High Line Park – New York, USA
It was in 1860 that a rail track to carry freight was established in the less densely populated western part of Manhattan. By the 1930s the vehicular traffic of cars on roads had reached such intensity that it was decided to raise a nearly two km long section of the rail track nearly nine meters above the street level to avoid traffic hazards, giving it the name The High Line. It was mainly used to carry freight from the many industrial warehouses in the area.
By the early 1980s the rail track had however lost its function and the disused raised section of the track started to deteriorate.
Then by the end of the 1990s, when the city administration had decided to tear down this remnant of Manhattan’s industrial past, a group of citizens started an initiative to convert this raised stretch of old infrastructure into a linear park. After years of discussions, the work of repurposing an old railway track into an urban park began in 2006.

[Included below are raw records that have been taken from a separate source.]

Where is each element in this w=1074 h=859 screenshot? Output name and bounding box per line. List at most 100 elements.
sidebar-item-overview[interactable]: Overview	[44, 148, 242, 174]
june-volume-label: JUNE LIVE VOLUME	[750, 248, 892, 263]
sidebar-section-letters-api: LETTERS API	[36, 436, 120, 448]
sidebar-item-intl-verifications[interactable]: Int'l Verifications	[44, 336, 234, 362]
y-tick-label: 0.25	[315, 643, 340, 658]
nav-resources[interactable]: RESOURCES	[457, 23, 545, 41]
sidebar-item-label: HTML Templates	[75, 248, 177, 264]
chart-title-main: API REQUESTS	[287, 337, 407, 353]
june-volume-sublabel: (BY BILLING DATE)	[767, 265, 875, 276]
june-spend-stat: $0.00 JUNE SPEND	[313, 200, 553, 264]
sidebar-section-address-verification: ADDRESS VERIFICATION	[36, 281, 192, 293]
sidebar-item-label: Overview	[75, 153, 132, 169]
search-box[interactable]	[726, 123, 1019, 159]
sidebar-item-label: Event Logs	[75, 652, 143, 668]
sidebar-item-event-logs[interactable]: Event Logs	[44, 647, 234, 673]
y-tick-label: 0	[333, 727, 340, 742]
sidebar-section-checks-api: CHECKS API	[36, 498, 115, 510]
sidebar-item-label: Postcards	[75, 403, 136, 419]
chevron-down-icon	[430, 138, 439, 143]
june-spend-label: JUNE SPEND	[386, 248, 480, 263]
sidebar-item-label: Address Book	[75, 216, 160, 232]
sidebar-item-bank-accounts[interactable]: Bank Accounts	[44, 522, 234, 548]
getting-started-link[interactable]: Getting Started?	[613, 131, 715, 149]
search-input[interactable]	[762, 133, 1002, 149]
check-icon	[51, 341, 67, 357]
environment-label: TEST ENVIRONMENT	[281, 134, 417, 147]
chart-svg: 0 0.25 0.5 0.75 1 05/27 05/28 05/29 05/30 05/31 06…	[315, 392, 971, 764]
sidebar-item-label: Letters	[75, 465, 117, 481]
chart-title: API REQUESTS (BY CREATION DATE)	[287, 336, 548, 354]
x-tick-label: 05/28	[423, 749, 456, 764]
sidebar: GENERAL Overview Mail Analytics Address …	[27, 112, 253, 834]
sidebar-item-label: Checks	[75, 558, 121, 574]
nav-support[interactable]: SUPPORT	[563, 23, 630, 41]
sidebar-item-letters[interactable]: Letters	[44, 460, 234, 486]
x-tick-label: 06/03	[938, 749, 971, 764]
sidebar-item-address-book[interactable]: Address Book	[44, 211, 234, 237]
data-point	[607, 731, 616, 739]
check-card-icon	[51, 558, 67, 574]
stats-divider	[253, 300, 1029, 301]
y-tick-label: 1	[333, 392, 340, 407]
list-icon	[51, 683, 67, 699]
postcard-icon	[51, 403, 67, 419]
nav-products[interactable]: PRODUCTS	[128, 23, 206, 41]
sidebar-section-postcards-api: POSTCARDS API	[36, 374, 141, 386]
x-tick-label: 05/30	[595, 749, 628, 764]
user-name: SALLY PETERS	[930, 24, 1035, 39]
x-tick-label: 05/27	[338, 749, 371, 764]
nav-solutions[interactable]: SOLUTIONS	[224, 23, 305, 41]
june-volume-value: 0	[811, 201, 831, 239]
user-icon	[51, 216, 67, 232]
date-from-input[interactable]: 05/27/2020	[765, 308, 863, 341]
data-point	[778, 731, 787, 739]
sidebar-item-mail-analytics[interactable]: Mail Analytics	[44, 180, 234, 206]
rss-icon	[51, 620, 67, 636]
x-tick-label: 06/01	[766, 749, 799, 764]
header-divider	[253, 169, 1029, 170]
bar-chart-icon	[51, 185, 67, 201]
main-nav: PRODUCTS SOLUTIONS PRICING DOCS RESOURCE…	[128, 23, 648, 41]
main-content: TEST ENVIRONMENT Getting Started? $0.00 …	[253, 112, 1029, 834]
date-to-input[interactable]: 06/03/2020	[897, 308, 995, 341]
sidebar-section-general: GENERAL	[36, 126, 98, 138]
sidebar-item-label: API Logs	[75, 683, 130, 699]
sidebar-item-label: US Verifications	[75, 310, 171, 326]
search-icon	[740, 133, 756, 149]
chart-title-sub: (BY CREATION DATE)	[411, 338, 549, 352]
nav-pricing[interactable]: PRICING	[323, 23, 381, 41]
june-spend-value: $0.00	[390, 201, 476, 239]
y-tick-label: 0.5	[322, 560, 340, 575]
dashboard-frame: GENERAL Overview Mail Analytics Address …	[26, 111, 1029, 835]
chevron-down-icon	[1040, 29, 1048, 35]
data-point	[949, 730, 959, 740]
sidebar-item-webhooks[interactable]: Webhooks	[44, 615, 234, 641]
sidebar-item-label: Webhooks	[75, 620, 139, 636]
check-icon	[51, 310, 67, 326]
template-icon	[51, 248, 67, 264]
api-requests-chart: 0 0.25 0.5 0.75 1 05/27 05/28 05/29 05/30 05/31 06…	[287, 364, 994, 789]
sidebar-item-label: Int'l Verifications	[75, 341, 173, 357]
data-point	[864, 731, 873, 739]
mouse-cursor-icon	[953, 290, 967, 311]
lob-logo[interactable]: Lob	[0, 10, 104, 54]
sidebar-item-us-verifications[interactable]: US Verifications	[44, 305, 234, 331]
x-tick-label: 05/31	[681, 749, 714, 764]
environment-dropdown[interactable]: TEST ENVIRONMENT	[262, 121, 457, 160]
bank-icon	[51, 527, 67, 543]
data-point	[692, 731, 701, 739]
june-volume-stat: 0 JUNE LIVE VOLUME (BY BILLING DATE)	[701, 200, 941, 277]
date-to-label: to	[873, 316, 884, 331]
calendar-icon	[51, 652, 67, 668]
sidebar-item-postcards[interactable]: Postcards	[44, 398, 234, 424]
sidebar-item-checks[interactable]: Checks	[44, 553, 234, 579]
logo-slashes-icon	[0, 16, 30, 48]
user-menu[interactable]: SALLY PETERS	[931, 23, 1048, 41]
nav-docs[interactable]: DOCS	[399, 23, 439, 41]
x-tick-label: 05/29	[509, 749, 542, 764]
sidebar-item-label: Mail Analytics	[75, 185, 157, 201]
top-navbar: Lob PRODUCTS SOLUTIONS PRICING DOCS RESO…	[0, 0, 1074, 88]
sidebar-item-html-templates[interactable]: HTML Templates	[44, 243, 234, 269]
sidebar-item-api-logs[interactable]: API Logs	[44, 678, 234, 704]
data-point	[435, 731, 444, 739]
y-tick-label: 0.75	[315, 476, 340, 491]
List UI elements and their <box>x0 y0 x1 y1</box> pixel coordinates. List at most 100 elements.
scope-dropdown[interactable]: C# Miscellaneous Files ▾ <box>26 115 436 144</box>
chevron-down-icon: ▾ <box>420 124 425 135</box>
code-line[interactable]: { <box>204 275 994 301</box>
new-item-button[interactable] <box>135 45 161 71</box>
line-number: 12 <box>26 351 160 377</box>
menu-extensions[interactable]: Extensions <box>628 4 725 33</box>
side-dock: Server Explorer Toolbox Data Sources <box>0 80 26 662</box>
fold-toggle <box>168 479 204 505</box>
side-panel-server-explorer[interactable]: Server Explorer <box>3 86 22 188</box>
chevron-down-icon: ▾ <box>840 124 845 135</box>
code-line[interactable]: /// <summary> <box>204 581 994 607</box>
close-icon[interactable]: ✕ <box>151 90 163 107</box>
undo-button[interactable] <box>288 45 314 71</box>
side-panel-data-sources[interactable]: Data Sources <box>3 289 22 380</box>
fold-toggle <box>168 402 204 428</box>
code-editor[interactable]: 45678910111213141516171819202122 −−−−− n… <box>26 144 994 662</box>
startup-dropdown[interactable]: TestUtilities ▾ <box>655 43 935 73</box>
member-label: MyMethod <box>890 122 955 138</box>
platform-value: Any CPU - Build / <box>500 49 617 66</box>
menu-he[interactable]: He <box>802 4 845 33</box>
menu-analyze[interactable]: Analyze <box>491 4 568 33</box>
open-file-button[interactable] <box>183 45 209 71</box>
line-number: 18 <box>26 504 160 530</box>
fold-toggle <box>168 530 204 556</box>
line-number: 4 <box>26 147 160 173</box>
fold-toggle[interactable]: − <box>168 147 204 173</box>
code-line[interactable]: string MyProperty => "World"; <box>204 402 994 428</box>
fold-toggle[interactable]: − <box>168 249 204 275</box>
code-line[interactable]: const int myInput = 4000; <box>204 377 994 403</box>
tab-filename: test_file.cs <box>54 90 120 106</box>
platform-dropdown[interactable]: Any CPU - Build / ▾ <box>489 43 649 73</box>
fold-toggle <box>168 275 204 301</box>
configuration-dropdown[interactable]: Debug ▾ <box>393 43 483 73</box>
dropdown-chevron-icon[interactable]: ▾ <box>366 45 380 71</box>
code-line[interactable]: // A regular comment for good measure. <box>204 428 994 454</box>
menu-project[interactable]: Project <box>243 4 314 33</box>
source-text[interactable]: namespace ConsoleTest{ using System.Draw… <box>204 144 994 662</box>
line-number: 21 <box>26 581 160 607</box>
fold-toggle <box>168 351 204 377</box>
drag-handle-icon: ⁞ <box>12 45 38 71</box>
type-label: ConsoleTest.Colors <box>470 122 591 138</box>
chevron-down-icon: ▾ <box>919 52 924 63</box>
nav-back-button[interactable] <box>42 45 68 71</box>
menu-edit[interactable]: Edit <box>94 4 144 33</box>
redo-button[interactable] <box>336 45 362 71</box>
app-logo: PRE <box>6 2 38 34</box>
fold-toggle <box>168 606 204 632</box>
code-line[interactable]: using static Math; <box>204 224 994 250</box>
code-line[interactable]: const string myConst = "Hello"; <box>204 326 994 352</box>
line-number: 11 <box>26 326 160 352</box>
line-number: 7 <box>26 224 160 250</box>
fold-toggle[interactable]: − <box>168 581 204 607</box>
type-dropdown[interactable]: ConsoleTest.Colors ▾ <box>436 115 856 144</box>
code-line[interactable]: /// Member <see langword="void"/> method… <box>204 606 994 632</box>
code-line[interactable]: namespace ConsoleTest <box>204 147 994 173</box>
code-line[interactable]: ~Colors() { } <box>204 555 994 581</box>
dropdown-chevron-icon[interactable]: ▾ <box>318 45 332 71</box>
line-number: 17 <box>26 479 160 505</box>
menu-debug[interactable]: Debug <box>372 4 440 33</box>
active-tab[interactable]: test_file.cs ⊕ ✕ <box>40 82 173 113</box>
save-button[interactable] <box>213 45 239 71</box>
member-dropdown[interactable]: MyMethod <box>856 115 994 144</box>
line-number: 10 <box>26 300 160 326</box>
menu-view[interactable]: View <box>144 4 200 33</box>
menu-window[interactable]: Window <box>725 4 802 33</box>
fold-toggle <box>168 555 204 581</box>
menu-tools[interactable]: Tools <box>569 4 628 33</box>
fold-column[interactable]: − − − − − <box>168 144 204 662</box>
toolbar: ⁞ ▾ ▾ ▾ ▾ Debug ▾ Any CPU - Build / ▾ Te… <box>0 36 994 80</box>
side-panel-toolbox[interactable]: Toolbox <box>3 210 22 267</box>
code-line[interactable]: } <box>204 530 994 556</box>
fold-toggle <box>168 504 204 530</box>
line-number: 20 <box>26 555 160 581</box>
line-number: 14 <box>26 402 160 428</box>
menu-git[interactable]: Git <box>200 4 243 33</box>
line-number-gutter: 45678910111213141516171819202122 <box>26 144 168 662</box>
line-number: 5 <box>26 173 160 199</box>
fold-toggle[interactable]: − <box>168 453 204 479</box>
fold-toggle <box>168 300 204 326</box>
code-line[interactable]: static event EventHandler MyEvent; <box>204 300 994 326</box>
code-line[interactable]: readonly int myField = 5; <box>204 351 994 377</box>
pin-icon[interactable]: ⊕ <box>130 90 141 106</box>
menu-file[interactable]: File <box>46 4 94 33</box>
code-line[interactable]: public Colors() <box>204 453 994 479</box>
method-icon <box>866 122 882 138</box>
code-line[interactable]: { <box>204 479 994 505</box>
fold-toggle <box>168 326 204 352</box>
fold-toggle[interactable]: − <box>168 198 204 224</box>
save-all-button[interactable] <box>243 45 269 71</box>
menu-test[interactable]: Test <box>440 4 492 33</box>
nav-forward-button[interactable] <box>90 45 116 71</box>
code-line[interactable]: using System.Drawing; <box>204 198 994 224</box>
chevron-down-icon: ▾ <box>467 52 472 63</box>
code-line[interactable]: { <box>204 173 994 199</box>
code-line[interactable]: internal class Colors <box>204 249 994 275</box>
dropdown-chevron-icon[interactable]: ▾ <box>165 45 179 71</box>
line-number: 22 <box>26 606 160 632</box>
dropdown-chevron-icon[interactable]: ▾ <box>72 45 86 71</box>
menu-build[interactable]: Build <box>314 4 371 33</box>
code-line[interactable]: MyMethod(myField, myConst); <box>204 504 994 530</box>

PHOTO: BEYOND MY KEN - OWN WORK. LICENSED UNDER GFDL VIA WIKIPEDIA
The new design of this urban park refers regularly to its industrial history, while acknowledging its present day setting in 21st century Manhattan. The High Line Park runs even today through and alongside industrial buildings where it brought and collected freight, and the elements of the industrial past have been retained and reused in the new design of landscape and public domain. Old linear elements of cast iron have been combined creatively with new wood and concrete elements. Plants and trees, which had grown naturally in the period of disuse of the rail track, have been ingeniously incorporated in the new landscape.
The creation of this new urban landscape on top of the old line of urban infrastructure has given a great economic impetus to the buildings and areas abutting it. Many commercial and cultural projects have been initiated and developed around the High Line Park, which have not only been of great use to the citizens of Manhattan, but are also being thronged by tourists.
The increased income due to property taxes as a result of higher property values due to this redevelopment was calculated in the development plan of the High Line. The transformation process has been helped by liberalization of the zoning from the originally purely industrial use to commercial and residential functions.
The examples of the projects in Madrid, Seoul and Manhattan are inspiring examples of reusing old lines of infrastructure by converting them into landscape elements of great quality and making the cities more liveable for their citizens.